Rubbish, piffle, tommyrot, drivel and utter bilge

Wednesday, August 25, 2010

Bubba Fotherington-Smythe

When I first arrived in the United States back in 1991, I rapidly became aware of how soft-spoken I was. I must have spent half that first year repeating myself for the loud annoying American and the other half explaining that I was not from New Zealand, Australia or South Africa. Gradually, though, I got into it, and because I am a natural mimic, started sounding American. Every time I got on the phone to Mum or Sis or my grandparents, they always would say, "Ooh, you don't half sound American, Jeff." to which I would incredulously reply, "Oh... do I?" I started to get into the local culture as well, and it only got worse when I moved from the fairly generic-sounding Northwest to the yee-haw lawdy hush ma mouth State of Georgia. I started pronouncing thangs like them folks did, and began to see the phrases "Y'all" and "Fixin' tuh" creep into my vocabulary, as well as an appreciation for creamed corn and buttermilk biscuits. It was while working in the public eye in places such as Old Navy, Red Lobster, Cracker Barrel and Outback that people picked up on my accent being a little different and once more was asked on a regular basis whence I hailed.

"Y'all Australian?"

"Ye're not from round here, are ya?"

Let me back up a little at this point. I am not the sharpest tool in the shed when it comes to picking up on whether I am being flirted with. Neither am I fully aware that my natural sunny disposition and chatty demeanour might be construed as flirtatious to some. I had sorta figured out that some American ladies find a man with an English accent quite sexy, and that did come in handy at times when I wanted a bigger tip. But on the whole I was blissfully ignorant that what seemed to me to be a friendly conversation with a person of the opposite gender could actually be a flirt-a-thon. Usually, flirting has to be blatantly obvious in order for me to recognise it as such. For example, I recently burnt myself at work and it was bad enough that I had to go to the doctor to get it treated. When talking later that day with a lady friend on the ol' computer, I informed her of my injury and she replied by asking if she should put her nurse's uniform on and come over and take care of me. Now, that I understood.
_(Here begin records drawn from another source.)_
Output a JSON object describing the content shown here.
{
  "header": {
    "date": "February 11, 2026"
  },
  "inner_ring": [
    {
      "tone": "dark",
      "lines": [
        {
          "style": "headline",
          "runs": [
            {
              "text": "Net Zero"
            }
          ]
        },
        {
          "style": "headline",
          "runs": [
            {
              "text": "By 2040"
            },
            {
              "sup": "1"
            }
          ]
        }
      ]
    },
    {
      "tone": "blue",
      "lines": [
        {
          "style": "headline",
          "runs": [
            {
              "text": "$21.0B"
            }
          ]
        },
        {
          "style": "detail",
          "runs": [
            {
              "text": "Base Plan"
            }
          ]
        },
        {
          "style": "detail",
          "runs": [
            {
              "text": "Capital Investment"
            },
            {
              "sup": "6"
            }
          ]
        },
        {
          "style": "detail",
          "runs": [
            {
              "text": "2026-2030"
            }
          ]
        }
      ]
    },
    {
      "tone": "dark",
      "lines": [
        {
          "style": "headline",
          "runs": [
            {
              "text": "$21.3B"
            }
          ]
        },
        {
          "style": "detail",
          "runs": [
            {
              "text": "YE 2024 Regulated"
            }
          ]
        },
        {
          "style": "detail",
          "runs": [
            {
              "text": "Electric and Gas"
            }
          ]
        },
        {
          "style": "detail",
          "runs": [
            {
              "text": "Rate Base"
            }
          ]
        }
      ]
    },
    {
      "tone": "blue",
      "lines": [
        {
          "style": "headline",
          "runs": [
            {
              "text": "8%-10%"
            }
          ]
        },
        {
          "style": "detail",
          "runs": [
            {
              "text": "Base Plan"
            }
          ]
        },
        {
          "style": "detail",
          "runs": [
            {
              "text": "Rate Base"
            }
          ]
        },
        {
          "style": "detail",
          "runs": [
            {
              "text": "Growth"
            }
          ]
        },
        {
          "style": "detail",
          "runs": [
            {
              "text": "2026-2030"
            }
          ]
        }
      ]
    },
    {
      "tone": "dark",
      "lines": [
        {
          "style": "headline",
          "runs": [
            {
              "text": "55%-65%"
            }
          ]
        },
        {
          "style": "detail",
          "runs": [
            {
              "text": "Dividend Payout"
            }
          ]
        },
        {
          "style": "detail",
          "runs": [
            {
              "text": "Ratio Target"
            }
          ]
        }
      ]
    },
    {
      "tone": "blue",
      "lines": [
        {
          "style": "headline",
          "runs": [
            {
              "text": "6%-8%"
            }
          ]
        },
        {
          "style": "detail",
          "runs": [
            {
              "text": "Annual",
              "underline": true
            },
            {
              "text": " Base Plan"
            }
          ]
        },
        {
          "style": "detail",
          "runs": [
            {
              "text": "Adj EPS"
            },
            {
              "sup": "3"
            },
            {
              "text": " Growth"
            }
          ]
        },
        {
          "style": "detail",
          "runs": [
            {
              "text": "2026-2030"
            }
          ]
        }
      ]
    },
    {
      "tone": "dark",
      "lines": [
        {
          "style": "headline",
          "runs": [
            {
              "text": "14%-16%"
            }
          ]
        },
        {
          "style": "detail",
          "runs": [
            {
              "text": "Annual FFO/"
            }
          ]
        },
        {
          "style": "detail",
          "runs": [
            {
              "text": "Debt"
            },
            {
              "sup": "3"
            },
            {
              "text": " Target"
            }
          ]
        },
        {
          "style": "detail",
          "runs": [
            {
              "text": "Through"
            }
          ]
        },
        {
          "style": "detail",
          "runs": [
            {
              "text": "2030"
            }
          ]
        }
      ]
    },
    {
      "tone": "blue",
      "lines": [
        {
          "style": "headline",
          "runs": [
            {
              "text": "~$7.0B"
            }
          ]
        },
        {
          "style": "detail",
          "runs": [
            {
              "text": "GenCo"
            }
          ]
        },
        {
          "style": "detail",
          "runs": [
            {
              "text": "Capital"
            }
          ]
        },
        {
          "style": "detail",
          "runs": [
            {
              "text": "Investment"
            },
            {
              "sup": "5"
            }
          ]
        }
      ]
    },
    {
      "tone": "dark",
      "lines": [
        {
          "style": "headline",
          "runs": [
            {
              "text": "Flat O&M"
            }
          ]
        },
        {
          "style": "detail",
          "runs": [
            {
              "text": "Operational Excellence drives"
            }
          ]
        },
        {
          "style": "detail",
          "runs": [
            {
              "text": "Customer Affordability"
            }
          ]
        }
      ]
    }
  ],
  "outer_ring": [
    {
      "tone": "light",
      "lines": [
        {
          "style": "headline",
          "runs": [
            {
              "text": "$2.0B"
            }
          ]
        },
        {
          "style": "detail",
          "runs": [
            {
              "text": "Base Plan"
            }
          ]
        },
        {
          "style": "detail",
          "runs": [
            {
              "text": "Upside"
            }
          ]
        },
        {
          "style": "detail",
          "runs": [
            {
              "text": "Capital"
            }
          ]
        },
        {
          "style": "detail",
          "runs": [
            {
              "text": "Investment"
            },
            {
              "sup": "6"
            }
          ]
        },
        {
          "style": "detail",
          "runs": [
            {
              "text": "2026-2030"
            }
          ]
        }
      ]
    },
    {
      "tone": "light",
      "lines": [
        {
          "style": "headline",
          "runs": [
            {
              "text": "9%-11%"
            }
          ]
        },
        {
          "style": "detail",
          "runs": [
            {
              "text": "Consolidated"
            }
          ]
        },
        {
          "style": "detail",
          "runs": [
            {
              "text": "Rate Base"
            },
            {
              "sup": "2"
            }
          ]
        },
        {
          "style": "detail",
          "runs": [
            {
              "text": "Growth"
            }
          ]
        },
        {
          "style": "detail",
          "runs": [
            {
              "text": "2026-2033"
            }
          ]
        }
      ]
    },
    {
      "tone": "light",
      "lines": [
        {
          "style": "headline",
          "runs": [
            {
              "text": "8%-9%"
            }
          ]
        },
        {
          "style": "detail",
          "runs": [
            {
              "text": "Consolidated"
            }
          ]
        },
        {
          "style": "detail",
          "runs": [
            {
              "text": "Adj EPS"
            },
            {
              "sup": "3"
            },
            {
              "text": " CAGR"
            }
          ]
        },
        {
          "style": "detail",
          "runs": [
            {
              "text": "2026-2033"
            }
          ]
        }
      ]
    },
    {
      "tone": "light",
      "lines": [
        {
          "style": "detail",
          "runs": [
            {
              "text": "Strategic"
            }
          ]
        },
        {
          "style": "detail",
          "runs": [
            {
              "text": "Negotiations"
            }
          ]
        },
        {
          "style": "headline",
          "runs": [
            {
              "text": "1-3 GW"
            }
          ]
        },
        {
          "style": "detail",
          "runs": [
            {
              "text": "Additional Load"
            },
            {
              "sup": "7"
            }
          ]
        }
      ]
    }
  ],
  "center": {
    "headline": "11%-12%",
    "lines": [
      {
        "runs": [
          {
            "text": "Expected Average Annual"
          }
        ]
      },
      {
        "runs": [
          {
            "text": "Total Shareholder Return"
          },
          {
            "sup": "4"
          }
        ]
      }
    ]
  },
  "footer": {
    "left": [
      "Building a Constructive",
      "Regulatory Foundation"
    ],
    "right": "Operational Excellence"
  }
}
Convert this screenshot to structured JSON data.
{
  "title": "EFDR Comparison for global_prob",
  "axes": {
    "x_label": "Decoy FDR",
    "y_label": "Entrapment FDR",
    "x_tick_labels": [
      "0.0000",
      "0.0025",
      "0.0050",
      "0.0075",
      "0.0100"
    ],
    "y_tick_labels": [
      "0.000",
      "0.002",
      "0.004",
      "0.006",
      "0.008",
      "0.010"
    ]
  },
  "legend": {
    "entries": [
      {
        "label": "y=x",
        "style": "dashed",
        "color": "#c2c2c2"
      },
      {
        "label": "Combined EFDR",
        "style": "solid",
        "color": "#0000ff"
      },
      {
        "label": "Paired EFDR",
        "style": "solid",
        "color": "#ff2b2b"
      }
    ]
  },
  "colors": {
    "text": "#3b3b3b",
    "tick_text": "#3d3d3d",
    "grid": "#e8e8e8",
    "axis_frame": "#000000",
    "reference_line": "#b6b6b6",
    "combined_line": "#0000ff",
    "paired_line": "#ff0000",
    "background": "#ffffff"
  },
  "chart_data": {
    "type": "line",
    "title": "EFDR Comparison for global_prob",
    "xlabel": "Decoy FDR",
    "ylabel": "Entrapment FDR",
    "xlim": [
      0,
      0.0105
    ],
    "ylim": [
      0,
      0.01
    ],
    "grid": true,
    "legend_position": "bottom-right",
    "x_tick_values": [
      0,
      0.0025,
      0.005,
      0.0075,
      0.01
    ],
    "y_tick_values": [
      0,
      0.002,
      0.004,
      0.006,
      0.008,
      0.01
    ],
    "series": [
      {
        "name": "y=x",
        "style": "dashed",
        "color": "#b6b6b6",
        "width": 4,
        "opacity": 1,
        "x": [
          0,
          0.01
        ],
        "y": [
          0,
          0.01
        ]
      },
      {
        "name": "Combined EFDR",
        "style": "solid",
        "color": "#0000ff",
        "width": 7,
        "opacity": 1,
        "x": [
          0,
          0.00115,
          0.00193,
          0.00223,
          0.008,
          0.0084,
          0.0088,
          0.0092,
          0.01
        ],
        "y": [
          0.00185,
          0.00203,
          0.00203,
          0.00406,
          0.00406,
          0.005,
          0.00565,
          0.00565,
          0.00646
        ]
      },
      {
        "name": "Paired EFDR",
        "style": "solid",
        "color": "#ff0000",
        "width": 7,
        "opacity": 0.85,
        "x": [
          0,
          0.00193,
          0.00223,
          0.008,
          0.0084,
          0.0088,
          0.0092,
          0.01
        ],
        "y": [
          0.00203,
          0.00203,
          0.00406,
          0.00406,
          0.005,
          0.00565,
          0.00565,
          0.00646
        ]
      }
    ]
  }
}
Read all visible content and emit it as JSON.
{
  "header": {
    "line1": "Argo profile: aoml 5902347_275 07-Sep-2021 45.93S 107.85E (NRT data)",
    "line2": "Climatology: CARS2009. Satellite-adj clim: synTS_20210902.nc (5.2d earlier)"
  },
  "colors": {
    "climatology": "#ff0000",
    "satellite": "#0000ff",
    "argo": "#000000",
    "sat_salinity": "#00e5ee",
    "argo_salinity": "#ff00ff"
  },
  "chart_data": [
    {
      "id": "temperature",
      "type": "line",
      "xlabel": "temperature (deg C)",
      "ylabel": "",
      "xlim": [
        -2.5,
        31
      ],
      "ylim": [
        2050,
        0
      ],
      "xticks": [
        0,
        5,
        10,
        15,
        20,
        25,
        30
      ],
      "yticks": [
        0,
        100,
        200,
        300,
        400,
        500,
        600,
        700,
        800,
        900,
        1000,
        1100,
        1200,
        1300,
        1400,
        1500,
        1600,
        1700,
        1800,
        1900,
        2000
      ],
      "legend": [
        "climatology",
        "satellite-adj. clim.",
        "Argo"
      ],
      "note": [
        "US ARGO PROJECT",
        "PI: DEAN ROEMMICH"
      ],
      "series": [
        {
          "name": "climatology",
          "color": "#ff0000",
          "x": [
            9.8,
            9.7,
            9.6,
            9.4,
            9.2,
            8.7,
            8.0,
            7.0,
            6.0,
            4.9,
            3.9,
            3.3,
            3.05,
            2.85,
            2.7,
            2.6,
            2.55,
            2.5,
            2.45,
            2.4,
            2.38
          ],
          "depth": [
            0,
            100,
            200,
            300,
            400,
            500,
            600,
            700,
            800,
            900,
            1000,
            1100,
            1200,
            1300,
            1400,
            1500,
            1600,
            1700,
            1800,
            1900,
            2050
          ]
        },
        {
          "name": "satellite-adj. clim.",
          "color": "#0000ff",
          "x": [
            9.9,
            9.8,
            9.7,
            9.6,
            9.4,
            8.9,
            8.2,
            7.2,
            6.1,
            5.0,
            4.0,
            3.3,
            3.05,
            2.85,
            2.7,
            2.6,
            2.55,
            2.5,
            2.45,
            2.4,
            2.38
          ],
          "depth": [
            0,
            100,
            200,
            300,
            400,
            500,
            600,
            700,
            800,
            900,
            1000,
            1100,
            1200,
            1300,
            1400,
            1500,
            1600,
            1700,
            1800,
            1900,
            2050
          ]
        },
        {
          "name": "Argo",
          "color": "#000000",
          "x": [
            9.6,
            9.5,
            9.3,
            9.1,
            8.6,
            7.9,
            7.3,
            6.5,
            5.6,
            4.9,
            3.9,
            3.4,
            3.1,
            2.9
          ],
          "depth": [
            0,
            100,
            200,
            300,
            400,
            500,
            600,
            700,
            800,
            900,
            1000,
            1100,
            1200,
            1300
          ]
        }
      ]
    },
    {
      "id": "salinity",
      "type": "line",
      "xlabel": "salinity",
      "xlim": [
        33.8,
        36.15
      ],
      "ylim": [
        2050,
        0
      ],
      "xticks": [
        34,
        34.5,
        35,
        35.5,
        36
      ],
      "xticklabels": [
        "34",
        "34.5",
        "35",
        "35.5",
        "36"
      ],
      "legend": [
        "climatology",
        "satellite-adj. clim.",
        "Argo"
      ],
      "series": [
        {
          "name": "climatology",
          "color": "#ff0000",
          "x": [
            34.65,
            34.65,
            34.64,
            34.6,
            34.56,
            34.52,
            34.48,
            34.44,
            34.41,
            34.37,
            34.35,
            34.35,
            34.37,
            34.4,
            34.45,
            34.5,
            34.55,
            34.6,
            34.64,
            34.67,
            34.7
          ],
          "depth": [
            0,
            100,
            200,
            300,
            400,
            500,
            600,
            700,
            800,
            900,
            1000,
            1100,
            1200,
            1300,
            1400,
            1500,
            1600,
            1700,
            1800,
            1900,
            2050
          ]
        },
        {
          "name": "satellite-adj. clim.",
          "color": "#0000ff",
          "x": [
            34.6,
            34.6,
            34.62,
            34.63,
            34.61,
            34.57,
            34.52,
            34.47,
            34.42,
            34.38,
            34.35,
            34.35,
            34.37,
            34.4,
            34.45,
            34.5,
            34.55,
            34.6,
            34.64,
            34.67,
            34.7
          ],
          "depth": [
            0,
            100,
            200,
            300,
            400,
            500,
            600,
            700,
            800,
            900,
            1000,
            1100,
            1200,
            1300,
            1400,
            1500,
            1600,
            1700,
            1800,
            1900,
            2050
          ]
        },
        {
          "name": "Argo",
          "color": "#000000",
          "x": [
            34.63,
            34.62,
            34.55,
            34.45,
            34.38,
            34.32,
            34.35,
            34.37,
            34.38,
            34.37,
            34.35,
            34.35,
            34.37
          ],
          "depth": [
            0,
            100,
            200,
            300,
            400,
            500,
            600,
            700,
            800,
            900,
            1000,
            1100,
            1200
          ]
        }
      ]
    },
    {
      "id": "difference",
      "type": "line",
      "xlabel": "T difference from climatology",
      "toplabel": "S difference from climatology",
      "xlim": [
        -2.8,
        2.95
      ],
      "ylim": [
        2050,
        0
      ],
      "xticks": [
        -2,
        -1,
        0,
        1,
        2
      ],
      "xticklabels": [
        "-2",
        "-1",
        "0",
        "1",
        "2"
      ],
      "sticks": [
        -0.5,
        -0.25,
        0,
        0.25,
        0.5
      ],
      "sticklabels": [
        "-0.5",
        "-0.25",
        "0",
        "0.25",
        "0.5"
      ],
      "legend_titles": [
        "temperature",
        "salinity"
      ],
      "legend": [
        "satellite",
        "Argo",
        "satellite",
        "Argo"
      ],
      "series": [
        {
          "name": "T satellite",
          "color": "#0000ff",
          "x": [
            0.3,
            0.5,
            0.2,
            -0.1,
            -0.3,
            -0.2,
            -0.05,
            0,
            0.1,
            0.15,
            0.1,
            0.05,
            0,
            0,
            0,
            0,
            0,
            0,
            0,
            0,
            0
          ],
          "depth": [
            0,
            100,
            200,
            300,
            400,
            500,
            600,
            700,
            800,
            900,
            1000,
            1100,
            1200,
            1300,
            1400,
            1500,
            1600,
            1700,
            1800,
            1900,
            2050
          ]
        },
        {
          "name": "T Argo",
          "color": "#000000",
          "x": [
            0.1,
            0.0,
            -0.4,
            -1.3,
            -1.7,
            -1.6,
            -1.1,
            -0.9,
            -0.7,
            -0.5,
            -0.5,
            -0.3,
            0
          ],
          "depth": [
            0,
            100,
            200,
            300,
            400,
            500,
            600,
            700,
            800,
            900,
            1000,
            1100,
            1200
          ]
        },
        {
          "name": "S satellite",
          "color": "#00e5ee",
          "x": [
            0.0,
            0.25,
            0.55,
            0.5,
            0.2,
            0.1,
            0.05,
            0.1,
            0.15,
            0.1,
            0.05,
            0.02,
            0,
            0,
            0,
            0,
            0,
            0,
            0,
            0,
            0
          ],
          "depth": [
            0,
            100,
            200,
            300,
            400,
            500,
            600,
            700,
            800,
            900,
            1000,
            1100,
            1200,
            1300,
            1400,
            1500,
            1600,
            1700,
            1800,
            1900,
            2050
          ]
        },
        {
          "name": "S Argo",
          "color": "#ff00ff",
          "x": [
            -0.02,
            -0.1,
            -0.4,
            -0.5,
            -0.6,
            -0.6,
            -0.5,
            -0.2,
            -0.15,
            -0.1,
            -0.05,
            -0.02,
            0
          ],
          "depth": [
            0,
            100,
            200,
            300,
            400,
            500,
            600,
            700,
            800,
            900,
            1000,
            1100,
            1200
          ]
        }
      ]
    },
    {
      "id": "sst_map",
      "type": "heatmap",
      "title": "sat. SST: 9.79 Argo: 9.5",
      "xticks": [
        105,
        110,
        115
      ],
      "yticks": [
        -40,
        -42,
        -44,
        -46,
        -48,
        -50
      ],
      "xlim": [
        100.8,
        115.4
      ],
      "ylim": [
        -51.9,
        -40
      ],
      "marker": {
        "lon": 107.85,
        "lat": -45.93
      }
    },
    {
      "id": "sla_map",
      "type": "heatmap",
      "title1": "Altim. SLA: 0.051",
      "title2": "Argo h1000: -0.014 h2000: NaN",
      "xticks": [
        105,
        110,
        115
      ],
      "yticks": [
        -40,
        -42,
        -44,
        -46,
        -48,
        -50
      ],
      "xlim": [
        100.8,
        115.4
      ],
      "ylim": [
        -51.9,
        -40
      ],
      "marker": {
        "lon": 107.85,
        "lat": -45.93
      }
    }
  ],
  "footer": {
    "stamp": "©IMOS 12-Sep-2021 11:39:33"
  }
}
By the time I came back to the UK, about 18 and a half years from when I started, my accent was all over the map, and so was my vocab. And once again I found myself having to repeat things because people weren't getting the lingo. So began the process of re-learning different phrases and terminologies (like calling my cellphone a 'mobile') until one day, about four months ago or so, while at work, serving a customer a pot of tea, I said "Would you like some extra hot water?" which is what you do when you are serving someone a pot of tea. The thing was, though, I heard myself saying it and was shocked to hear myself say "water" and pronouncing it "Waw-tah", i.e. the English pronunciation. About 6 months before that, I would have said "wah-derr", the American way of saying it. It was a revelation not unlike the one I experienced in Lake Stevens, WA back in about 1994 when I saw a classic automobile that had been lovingly restored, and said " Look at that awesome CARRR." The English say KAH. Shock horror! I was a Yank!

But the reality of my 'hot water' pronunciation has sunk in. I am beginning to lose my American-ness, and that depresses me. I like being unique. I've always liked attention (duh!) and the fact that a person's unique qualities can generate desirable attention has not escaped my notice. To this end, I have always tried to cultivate my uniqueness accordingly. Having a jumbled-up accent is unique, and it seems English women find my semi-American twang quite interesting. And of course, being able to flirt in English and Americanese does not hurt, either.

I find myself now in the position of having to brush up on my Southern drawl and my California surf dude lingo, for fear of waking up one morning and not being able to say that I 'might could' do something or I 'used ta could' do something.

 It's a funny old world we live in and no mistake. Or should I say, 'Laaf is laak a bowks-a chowk-lits.'


  1. we never know what you all are gonna saay next

  2. That's the idea - keep'em guessing and leave 'em wanting more.